Application usage guide

Below is a guide to use the program, with some best practices, for you to get the best results possible.

User inputs

Settings related to video/image exporting, located in the first panel of the application:

• Input video

  Input video. For VR180, If it’s not 2:1 ratio, it will be resized.

• Time range

  The time range of the input video to convert. The default is the complete video.

• FFmpeg parameters

  Only applicable when exporting to video. Sets output options, lets you customize encoding settings like buffer size, audio/video codecs, add custom filters, or any FFmpeg output option available.

  For example, adding "crf" and "10" in a column is the equivalent of adding "-crf 10" in your usual FFmpeg command.

• Output type

  Choose between exporting video (with the selected FFmpeg parameters) or individual frames in JPG or PNG format.

• Output path

  Output file path and name in the case of exporting as video, and output folder in the case of exporting individual frames as images.

Settings related to the creation of the depth map.

• Depth Offset: For SBS conversion only, controls how much things "behind the screen" are going to have depth.

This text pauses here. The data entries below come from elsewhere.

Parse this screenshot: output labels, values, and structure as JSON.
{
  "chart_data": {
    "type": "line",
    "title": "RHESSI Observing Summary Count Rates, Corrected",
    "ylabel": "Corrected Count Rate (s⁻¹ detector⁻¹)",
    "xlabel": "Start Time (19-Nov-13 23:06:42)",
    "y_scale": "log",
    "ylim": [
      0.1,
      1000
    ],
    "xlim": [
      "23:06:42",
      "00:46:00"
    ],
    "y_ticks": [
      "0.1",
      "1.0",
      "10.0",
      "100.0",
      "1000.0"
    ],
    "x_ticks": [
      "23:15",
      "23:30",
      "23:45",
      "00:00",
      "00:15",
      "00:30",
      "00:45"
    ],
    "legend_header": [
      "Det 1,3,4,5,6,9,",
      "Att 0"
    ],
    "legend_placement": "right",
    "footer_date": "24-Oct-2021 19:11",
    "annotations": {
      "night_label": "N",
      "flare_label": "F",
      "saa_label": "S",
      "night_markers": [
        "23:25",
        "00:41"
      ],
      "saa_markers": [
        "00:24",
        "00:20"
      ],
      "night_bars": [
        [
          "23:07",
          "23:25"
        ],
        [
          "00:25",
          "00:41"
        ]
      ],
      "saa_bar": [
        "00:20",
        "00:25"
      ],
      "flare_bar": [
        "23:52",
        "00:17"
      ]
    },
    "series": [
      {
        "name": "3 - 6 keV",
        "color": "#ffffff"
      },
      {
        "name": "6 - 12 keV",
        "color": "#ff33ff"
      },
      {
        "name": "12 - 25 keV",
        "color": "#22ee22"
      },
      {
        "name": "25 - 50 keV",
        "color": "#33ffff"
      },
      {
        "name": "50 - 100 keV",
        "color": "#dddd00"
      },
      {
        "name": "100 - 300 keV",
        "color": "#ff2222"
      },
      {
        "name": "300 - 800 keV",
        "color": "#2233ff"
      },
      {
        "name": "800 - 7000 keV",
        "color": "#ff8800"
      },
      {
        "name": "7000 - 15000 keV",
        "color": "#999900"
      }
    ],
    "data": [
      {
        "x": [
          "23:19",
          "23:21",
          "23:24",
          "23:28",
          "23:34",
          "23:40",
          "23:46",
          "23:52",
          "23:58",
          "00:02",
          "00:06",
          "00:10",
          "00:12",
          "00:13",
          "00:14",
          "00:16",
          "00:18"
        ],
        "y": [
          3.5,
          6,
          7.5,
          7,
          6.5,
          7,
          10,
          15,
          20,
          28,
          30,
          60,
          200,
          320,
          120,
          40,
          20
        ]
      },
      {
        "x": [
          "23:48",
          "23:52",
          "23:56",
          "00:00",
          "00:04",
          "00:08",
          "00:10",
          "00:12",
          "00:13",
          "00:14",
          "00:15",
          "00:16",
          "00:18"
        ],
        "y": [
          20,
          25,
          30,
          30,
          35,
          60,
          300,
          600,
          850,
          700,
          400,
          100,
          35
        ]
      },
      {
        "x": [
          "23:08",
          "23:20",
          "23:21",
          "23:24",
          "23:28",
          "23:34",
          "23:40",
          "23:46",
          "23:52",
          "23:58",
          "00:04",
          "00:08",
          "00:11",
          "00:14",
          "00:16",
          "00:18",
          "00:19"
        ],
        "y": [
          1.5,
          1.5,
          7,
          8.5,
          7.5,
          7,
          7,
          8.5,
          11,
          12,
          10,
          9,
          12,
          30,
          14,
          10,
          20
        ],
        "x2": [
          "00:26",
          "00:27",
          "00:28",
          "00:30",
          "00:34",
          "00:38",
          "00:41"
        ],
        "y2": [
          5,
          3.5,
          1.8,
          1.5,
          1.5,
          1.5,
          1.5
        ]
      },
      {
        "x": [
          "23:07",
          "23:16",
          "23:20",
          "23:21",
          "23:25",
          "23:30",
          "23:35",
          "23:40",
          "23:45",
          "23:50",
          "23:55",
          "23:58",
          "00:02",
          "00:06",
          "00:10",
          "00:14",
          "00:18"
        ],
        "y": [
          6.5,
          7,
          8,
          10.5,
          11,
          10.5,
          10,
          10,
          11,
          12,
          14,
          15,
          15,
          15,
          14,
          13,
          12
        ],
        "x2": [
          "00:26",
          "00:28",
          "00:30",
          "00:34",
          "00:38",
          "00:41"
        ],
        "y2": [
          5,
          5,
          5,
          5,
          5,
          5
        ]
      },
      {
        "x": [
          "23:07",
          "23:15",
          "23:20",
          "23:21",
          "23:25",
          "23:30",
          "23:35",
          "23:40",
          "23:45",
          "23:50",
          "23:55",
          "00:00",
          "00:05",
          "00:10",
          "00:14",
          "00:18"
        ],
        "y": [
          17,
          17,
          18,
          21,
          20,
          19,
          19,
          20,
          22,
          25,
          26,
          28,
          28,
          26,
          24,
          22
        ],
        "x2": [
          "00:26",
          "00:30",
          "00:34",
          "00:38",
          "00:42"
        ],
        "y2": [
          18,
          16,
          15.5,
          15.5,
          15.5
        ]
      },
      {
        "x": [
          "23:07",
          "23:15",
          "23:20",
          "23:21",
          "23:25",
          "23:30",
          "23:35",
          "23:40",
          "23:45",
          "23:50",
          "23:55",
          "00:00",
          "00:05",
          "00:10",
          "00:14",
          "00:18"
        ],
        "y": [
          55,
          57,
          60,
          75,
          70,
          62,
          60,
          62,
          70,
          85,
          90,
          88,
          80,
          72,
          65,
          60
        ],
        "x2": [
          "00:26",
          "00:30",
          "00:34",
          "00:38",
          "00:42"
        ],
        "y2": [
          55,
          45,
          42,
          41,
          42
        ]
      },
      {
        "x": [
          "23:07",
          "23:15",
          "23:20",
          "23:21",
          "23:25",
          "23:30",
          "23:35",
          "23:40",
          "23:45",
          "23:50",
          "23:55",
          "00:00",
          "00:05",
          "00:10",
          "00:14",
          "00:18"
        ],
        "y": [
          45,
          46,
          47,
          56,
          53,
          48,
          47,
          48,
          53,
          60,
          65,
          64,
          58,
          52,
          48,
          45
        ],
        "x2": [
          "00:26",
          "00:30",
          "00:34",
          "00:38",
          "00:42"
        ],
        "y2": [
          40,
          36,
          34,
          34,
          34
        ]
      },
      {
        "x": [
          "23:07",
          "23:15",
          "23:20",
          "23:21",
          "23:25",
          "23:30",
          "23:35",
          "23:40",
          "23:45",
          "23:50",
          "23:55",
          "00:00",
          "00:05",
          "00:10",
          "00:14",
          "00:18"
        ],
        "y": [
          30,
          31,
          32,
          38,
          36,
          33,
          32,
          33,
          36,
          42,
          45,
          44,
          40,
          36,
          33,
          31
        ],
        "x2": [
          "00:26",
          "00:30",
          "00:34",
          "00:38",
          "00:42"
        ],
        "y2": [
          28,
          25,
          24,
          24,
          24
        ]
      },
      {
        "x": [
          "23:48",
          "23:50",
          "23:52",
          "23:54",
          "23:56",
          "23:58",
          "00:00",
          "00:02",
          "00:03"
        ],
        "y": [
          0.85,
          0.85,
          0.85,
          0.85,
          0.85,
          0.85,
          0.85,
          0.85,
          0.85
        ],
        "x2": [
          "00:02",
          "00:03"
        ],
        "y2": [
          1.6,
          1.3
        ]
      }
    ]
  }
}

• Depth Clipping: For SBS conversion only, controls the depth range, higher values means closer objets are not going to clip.

• Baseline:

  The distance between the center of the two stereo cameras (in meters). If you don’t know it, the default is usually a good guess (average human IPD).

• Frame Interpolation:

  Only a portion of the frames will be processed, then intermediate frames will be interpolated to the original frame rate (only for the depth maps). This makes processing faster but adds artifacts, and reduced accuracy in the intermediate frames.

• Depth size:

  The width of the resolution that the model will be run at. Higher resolution will result in higher detail at the expense of higher memory usage and inference time.

• Iterations:

  Another method to get more details in the depth map, with each iteration a recurrent refinement is applied to the depth map. An optimal range is 3-20. Every additional iteration also adds inference time.

• Bilateral filtering:

  Some videos can result in noisy depth maps. This helps to reduce it by smoothing out the surfaces while maintaining the edges.

General advice

• As processing times can get large, a good measure is using the “time range” option to test with smaller fragments of the video first. Or if you’re testing the depth map quality, export individual frames to PNG first.

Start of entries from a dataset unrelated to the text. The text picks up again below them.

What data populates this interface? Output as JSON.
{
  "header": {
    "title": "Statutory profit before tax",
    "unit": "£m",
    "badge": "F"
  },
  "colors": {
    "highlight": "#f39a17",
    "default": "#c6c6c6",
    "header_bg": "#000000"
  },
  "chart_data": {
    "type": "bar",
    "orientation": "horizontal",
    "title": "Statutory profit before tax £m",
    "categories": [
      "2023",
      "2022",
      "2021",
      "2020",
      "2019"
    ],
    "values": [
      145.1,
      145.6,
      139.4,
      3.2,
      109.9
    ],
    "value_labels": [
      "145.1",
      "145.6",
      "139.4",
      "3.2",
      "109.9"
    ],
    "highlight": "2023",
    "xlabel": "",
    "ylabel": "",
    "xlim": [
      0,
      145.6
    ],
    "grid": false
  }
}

• The output dimensions are generally large, so be careful with the encoding settings you choose, so the quality is not degraded. The default settings give a generally good balance, but feel free to experiment.

• On the same note, Quest 1 supports video decoding at a lower resolution, if you’re targeting that device, limit the output resolution, for example with the FFmpeg “scale” filter. I've found around 5400 width to be the hard limit.

• At higher frame rates (>=60) interpolation is recommended as it is unnoticeable and provides a major speed up.